Publisher: Bloomsbury
Released: August 20, 2013
Genre: YA Paranormal Dystopian
Series: Yes - First of seven!
Source: Library
It is the year 2059. Several major world cities are under the control of a security force called Scion. Paige Mahoney works in the criminal underworld of Scion London, part of a secret cell known as the Seven Seals. The work she does is unusual: scouting for information by breaking into others’ minds. Paige is a dreamwalker, a rare kind of clairvoyant, and in this world, the voyants commit treason simply by breathing. But when Paige is captured and arrested, she encounters a power more sinister even than Scion. The voyant prison is a separate city—Oxford, erased from the map two centuries ago and now controlled by a powerful, otherworldly race. These creatures, the Rephaim, value the voyants highly—as soldiers in their army. Paige is assigned to a Rephaite keeper, Warden, who will be in charge of her care and training. He is her master. Her natural enemy. But if she wants to regain her freedom, Paige will have to learn something of his mind and his own mysterious motives.What an absolutely gripping book. Paige is a great heroine. She's courageous - sometimes to a fault - and she's smart, and loyal - mostly. She fights hard to free the clairvoyants, and she winds up leading the revolution. I found it a little odd that she fights so hard to get out of Oxford and back to the citadel when she's confronted with so many new horrifying revelations about what's really going on, when she knows that there's so much more that she doesn't understand, that the Rephaim have plans that reach down back centuries and forward to the end of the world, but she doesn't really try to figure out what the Rephaim are really all about. But at the same time, I love that. Because instead of the typical heroine, who is full of self-sacrifice in order to save humanity, Paige just desperately wants the chance to live as normal a life as possible, to get back to the world she knows, even if she now knows it's nothing like what she thought it was. By the end of the book, though, she's turned around and though she doesn't uncover anything really revealing in this book, I'm sure she's going to start uncovering things in the next book. (And if not, there are six more books for her to do that!) Even though the mysteries stay hidden, this book is far from slow-paced. Things happen one after the next, people and Rephaim seem one thing and on the next page seem the other, traitors and misplaced loyalties abound.

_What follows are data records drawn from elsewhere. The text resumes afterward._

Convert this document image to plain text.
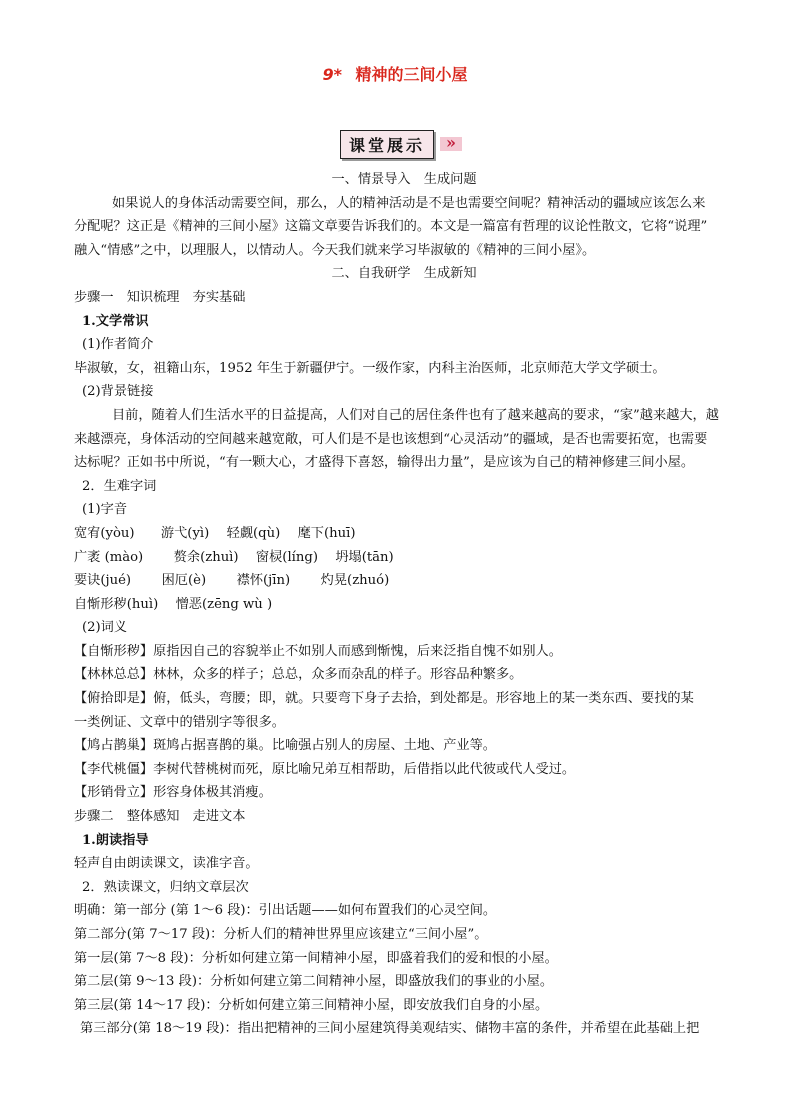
9* 精神的三间小屋
课堂展示
»
一、情景导入　生成问题
如果说人的身体活动需要空间，那么，人的精神活动是不是也需要空间呢？精神活动的疆域应该怎么来
分配呢？这正是《精神的三间小屋》这篇文章要告诉我们的。本文是一篇富有哲理的议论性散文，它将“说理”
融入“情感”之中，以理服人，以情动人。今天我们就来学习毕淑敏的《精神的三间小屋》。
二、自我研学　生成新知
步骤一　知识梳理　夯实基础
1.文学常识
(1)作者简介
毕淑敏，女，祖籍山东，1952 年生于新疆伊宁。一级作家，内科主治医师，北京师范大学文学硕士。
(2)背景链接
目前，随着人们生活水平的日益提高，人们对自己的居住条件也有了越来越高的要求，“家”越来越大，越
来越漂亮，身体活动的空间越来越宽敞，可人们是不是也该想到“心灵活动”的疆域，是否也需要拓宽，也需要
达标呢？正如书中所说，“有一颗大心，才盛得下喜怒，输得出力量”，是应该为自己的精神修建三间小屋。
2．生难字词
(1)字音
宽宥(yòu)　　游弋(yì)　 轻觑(qù)　 麾下(huī)
广袤 (mào)　　 赘余(zhuì)　 窗棂(líng)　 坍塌(tān)
要诀(jué)　　 困厄(è)　　 襟怀(jīn)　　 灼晃(zhuó)
自惭形秽(huì)　 憎恶(zēng wù )
(2)词义
【自惭形秽】原指因自己的容貌举止不如别人而感到惭愧，后来泛指自愧不如别人。
【林林总总】林林，众多的样子；总总，众多而杂乱的样子。形容品种繁多。
【俯拾即是】俯，低头，弯腰；即，就。只要弯下身子去拾，到处都是。形容地上的某一类东西、要找的某
一类例证、文章中的错别字等很多。
【鸠占鹊巢】斑鸠占据喜鹊的巢。比喻强占别人的房屋、土地、产业等。
【李代桃僵】李树代替桃树而死，原比喻兄弟互相帮助，后借指以此代彼或代人受过。
【形销骨立】形容身体极其消瘦。
步骤二　整体感知　走进文本
1.朗读指导
轻声自由朗读课文，读准字音。
2．熟读课文，归纳文章层次
明确：第一部分 (第 1～6 段)：引出话题——如何布置我们的心灵空间。
第二部分(第 7～17 段)：分析人们的精神世界里应该建立“三间小屋”。
第一层(第 7～8 段)：分析如何建立第一间精神小屋，即盛着我们的爱和恨的小屋。
第二层(第 9～13 段)：分析如何建立第二间精神小屋，即盛放我们的事业的小屋。
第三层(第 14～17 段)：分析如何建立第三间精神小屋，即安放我们自身的小屋。
第三部分(第 18～19 段)：指出把精神的三间小屋建筑得美观结实、储物丰富的条件，并希望在此基础上把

And the secondary characters are so so good. Lissa and Seb especially stole my heart, and I cried when Seb died, even though I barely knew him at that point. And when he comes up again later, I cried buckets. I think it's because I felt everything through Paige, and she feels so strongly about everything. She's always passionate in whatever emotion she feels - passionate hate, passionate love, passionate fear, passionate sorrow. It makes her reckless, but since she somehow manages to get out of (almost) every scrape, her blazing passion propels her forward to every next step, and her passion for the others in the prison, especially the amaurotics and harlies, makes me love her as fiercely as she loves them.
Paige's group from back in the citadel is satisfyingly hard to pin down. They're her family, but she doesn't particularly like all of them. I loved seeing her unrequited feelings for Nick, though, because it gives her that vulnerability she seems not to have. And then there's her relationship with Warden. As maddeningly confusing as Warden is himself, and completely unsatisfying in how it's left at the end of the book. Which of course means that aside from wanting the next book for the secrets it will reveal, I want to know what happens to Warden, and what happens to Warden and Paige.